Keputusan tersebut tidak berkaitan dengan alasan politik maupun keamanan. Milei menilai lokasi ia menyaksikan pertandingan memiliki arti penting setelah Argentina terus meraih kemenangan selama turnamen.

Final Argentina melawan Spanyol dijadwalkan berlangsung pada Senin, 20 Juli 2026, dini hari WIB. Argentina membawa misi mempertahankan gelar juara dunia yang diraih empat tahun sebelumnya.

Olivos Dipertahankan hingga Laga Terakhir

Milei menonton seluruh pertandingan Argentina sepanjang turnamen dari Olivos. Ia enggan mengubah kebiasaan itu justru ketika tim nasional memasuki pertandingan paling menentukan.
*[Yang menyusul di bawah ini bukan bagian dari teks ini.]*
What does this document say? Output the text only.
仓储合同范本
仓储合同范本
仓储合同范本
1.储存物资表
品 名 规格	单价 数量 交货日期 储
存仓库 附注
Dalam wawancara dengan radio El Observador, Milei menyatakan akan tetap berada di kediamannya saat final. “Saya akan terus menonton semua pertandingan dari Olivos,” ujar Milei.

Keyakinan itu membuat kehadiran di stadion bukan menjadi pilihan bagi sang presiden. Bagi Milei, mempertahankan rutinitas dipandang lebih penting untuk menjaga keberuntungan Argentina dalam perebutan trofi.
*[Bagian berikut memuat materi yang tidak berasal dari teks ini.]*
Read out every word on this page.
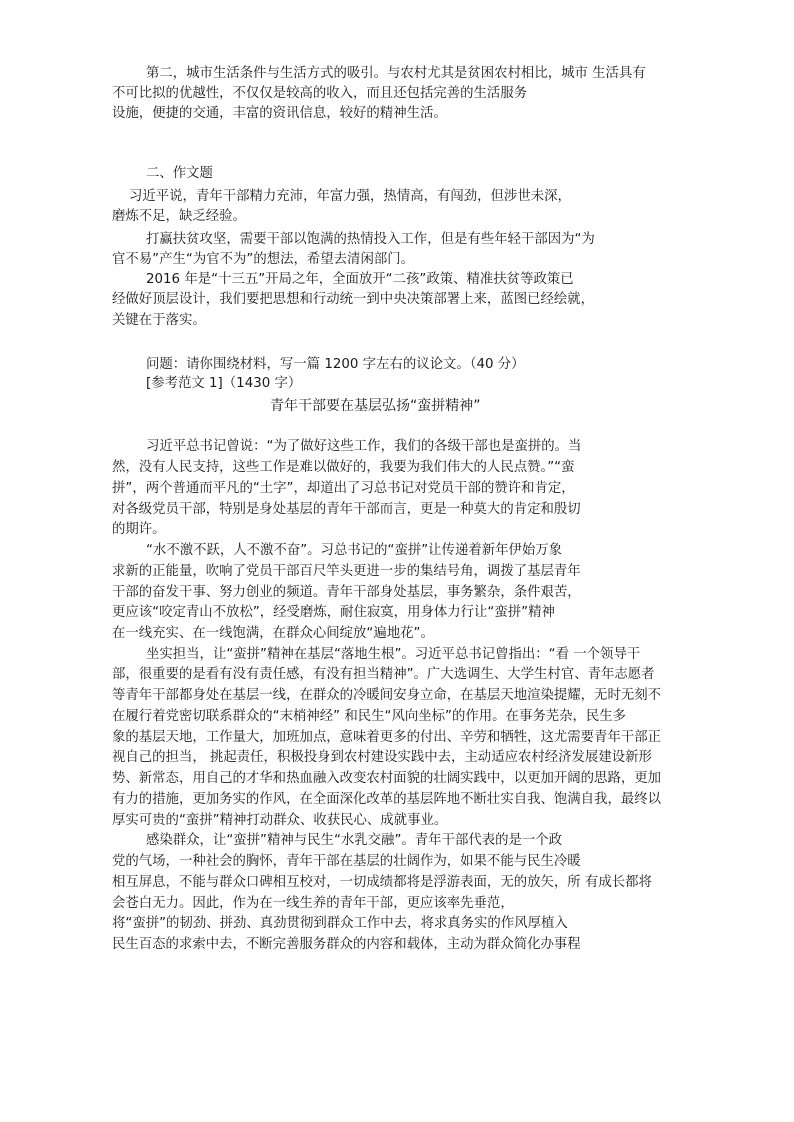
第二，城市生活条件与生活方式的吸引。与农村尤其是贫困农村相比，城市 生活具有
不可比拟的优越性，不仅仅是较高的收入，而且还包括完善的生活服务
设施，便捷的交通，丰富的资讯信息，较好的精神生活。
二、作文题
习近平说，青年干部精力充沛，年富力强，热情高，有闯劲，但涉世未深，
磨炼不足，缺乏经验。
打赢扶贫攻坚，需要干部以饱满的热情投入工作，但是有些年轻干部因为“为
官不易”产生“为官不为”的想法，希望去清闲部门。
2016 年是“十三五”开局之年，全面放开“二孩”政策、精准扶贫等政策已
经做好顶层设计，我们要把思想和行动统一到中央决策部署上来，蓝图已经绘就，
关键在于落实。
问题：请你围绕材料，写一篇 1200 字左右的议论文。（40 分）
[参考范文 1]（1430 字）
青年干部要在基层弘扬“蛮拼精神”
习近平总书记曾说：“为了做好这些工作，我们的各级干部也是蛮拼的。当
然，没有人民支持，这些工作是难以做好的，我要为我们伟大的人民点赞。”“蛮
拼”，两个普通而平凡的“土字”，却道出了习总书记对党员干部的赞许和肯定，
对各级党员干部，特别是身处基层的青年干部而言，更是一种莫大的肯定和殷切
的期许。
“水不激不跃，人不激不奋”。习总书记的“蛮拼”让传递着新年伊始万象
求新的正能量，吹响了党员干部百尺竿头更进一步的集结号角，调拨了基层青年
干部的奋发干事、努力创业的频道。青年干部身处基层，事务繁杂，条件艰苦，
更应该“咬定青山不放松”，经受磨炼，耐住寂寞，用身体力行让“蛮拼”精神
在一线充实、在一线饱满，在群众心间绽放“遍地花”。
坐实担当，让“蛮拼”精神在基层“落地生根”。习近平总书记曾指出：“看 一个领导干
部，很重要的是看有没有责任感，有没有担当精神”。广大选调生、大学生村官、青年志愿者
等青年干部都身处在基层一线，在群众的冷暖间安身立命，在基层天地渲染提耀，无时无刻不
在履行着党密切联系群众的“末梢神经” 和民生“风向坐标”的作用。在事务芜杂，民生多
象的基层天地，工作量大，加班加点，意味着更多的付出、辛劳和牺牲，这尤需要青年干部正
视自己的担当， 挑起责任，积极投身到农村建设实践中去，主动适应农村经济发展建设新形
势、新常态，用自己的才华和热血融入改变农村面貌的壮阔实践中，以更加开阔的思路，更加
有力的措施，更加务实的作风，在全面深化改革的基层阵地不断壮实自我、饱满自我，最终以
厚实可贵的“蛮拼”精神打动群众、收获民心、成就事业。
感染群众，让“蛮拼”精神与民生“水乳交融”。青年干部代表的是一个政
党的气场，一种社会的胸怀，青年干部在基层的壮阔作为，如果不能与民生冷暖
相互屏息，不能与群众口碑相互校对，一切成绩都将是浮游表面，无的放矢，所 有成长都将
会苍白无力。因此，作为在一线生养的青年干部，更应该率先垂范，
将“蛮拼”的韧劲、拼劲、真劲贯彻到群众工作中去，将求真务实的作风厚植入
民生百态的求索中去，不断完善服务群众的内容和载体，主动为群众简化办事程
Menurut laporan www.beritasatu.com, Milei mengakui keputusan tersebut memang didasari kepercayaan terhadap takhayul. Ritual yang dijalaninya bukan hanya soal tempat menonton, melainkan juga pakaian yang dikenakan selama laga Argentina.

Jaket yang Tak Lagi Dilepas

Milei berencana memakai jaket yang sama seperti pada pertandingan-pertandingan sebelumnya. Jaket itu menjadi bagian utama dari kebiasaannya setelah pengalaman yang ia alami ketika Argentina menghadapi Swiss.

Ia mengatakan awalnya memakai jaket perusahaan minyak karena cuaca dingin dan pemanas tidak dinyalakan. Saat pertandingan melawan Swiss berlangsung, Milei sempat melepas jaket tersebut karena merasa kepanasan.

Menurut ceritanya, Argentina kemudian kebobolan setelah jaket itu dilepas. Milei memilih mengenakannya kembali dan menganggapnya sebagai kebiasaan yang tidak boleh lagi diubah saat Argentina bertanding.

“Saat melawan Swiss saya sempat melepasnya karena kepanasan, lalu kami kebobolan. Saya memakainya lagi dan sejak itu tidak pernah melepasnya saat pertandingan Argentina,” kata Milei.

Ritual sederhana itu akan kembali dilakukan ketika Argentina menghadapi Spanyol. Milei ingin menjaga seluruh pola yang sudah dilakukan sejak awal turnamen, termasuk menonton dari Olivos dan memakai jaket yang sama.

Cabala dalam Budaya Sepak Bola Argentina

Kepercayaan terhadap ritual keberuntungan bukan sesuatu yang asing dalam sepak bola Argentina. Tradisi tersebut dikenal sebagai cabalas dan telah lama menjadi bagian dari budaya pendukung tim nasional.

Banyak suporter Argentina percaya kebiasaan tertentu dapat membantu membawa keberuntungan bagi tim. Bentuknya dapat berupa pakaian, lokasi menonton, maupun rutinitas yang sengaja tidak diubah selama kompetisi berlangsung.

Bagi Milei, cabala yang ia lakukan memiliki makna pribadi dalam mendukung Argentina. Meski tidak hadir di stadion, ia tetap berharap ritual itu membantu Lionel Messi dan rekan-rekannya kembali mengangkat trofi Piala Dunia.

Final melawan Spanyol akan menjadi ujian terakhir bagi keyakinan tersebut. Dari Olivos, Milei akan menyaksikan perjuangan Argentina mempertahankan gelar tanpa meninggalkan ritual yang diyakininya sejak laga-laga awal.